Locating Flanagan

After I found out that Mary Flanagan, the big kahuna at Tiltfactor Lab, also roams the hallways at Hunter college, I decided to dive into her writing before making contact. So today I read “Locating Play and Politics: Real World Games & Activism.”

I was not disappointed. In my ongoing search for finding evidence of what Bogost calls “the expressive potential” of games, Flanagan adds nicely to my literature. This paper focuses on “locative media projects involving play and games,” and covers a spectrum consisting of French philosophy, Big Urban Games, and everything in between.

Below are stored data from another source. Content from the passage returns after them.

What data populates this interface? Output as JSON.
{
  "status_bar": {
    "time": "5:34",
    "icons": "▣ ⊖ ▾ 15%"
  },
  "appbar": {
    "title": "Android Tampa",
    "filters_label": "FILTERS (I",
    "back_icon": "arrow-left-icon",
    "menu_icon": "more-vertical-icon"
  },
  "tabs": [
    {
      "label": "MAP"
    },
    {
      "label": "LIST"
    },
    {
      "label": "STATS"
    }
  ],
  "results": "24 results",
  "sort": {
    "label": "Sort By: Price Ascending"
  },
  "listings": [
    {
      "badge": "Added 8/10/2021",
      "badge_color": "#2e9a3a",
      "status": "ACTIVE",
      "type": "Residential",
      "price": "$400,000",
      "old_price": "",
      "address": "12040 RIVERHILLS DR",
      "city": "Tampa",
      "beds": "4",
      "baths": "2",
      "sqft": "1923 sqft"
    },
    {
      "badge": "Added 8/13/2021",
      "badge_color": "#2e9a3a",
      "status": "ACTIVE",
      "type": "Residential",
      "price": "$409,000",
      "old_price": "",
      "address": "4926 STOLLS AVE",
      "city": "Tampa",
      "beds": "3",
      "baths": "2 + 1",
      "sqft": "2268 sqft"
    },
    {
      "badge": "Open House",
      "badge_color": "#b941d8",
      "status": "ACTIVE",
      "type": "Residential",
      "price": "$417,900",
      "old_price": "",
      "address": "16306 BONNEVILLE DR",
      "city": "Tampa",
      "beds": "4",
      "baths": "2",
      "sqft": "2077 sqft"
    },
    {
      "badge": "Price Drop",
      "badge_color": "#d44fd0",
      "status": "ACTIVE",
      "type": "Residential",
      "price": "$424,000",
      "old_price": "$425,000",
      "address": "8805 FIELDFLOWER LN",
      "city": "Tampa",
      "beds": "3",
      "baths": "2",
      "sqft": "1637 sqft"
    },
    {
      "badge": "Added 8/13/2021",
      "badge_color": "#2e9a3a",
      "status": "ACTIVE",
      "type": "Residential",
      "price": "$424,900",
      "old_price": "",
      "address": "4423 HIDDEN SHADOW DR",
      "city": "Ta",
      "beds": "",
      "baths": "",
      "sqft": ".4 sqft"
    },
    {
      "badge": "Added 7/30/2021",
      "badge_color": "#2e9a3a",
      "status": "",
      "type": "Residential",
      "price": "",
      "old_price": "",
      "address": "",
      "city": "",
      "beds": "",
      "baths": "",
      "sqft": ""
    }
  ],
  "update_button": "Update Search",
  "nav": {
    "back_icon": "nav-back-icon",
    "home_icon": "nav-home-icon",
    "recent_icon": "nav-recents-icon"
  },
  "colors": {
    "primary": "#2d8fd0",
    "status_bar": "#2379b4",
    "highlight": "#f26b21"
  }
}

A lot of familiar names pass the revue, such as Boal, Brecht, and LeFebvre. Building on Situationists (ie. Debord), Flanagan sets out to identify the “ambiguous game experience” that locative games offer. In her words, she attempts to flesh out “the political implications and possibilities intrinsic in taking play to the streets.” And so the first noteworthy observation was “while the phenomenon of play is universal, the experience of play is intrinsically tied to location and culture.” After reading Geertz and Huizinga, this may seem obvious. But it is the physical aspect that interests me. Yes, games originate in a particular cultural context, but so often the material dimension is overlooked. Think, for example, about the fundamental difference between playing a game of chess on a regular board versus playing it life-sized. Applying certain organizing principles within an everyday context can have an arresting, contemplative quality.

Flanagan uses the “flâneur” as a unit of analysis, aiming to transform “the formerly aristocratic walker [...] into a conscious, political actor.” According to many of these French guys, the problem with space lies in the constitutive ideologies. Says LeFebvre, “capitalist spaces [...] are systems of property relations, surveillance, and consumption.” And so flânerie was transformed into “psychogeography” as a “method to study the world” to ultimately transform “the whole of life into an exciting game–the play principle before the work principle.”

Whenever scholars outside the field of architecture say “urban space” they generally mean “New York City” or some Western country’s capital. But the point is well taken: Big Urban Games break down the boundaries between ‘play’ space and ‘work’ space. As I’ve argued elsewhere, sports and play are generally relegated to assigned spaces, extending the modernist idea of play being different from other aspects of daily life. Locative play, Big Urban Games and its ilk, collapse these boundaries and reintegrate playfulness into a quotidian setting. Along this line of thinking, “artists have long used games as both research methods and as outcomes of research processes.”

This is where Flanagan and I part ways. Rather than having an artistic collective design a game that offers alternative readings of everyday experience–which I believe is always a worthwhile venture–it is my desire to move away from these top-down approaches to using games as transformative devices. Flanagan admits, “Who has time to engage in “’alternate playgrounds,’ those urban spaces in which designers should ‘create new sandboxes in the metapolis’ and promote playful encounters?”

My interests go towards the ways in which the non-artists, non-architects and non-scholars apply game mechanics to gain epistemic access to quotidian realties. And after reading this text, I look forward to paying a Ms. Flanagan a visit.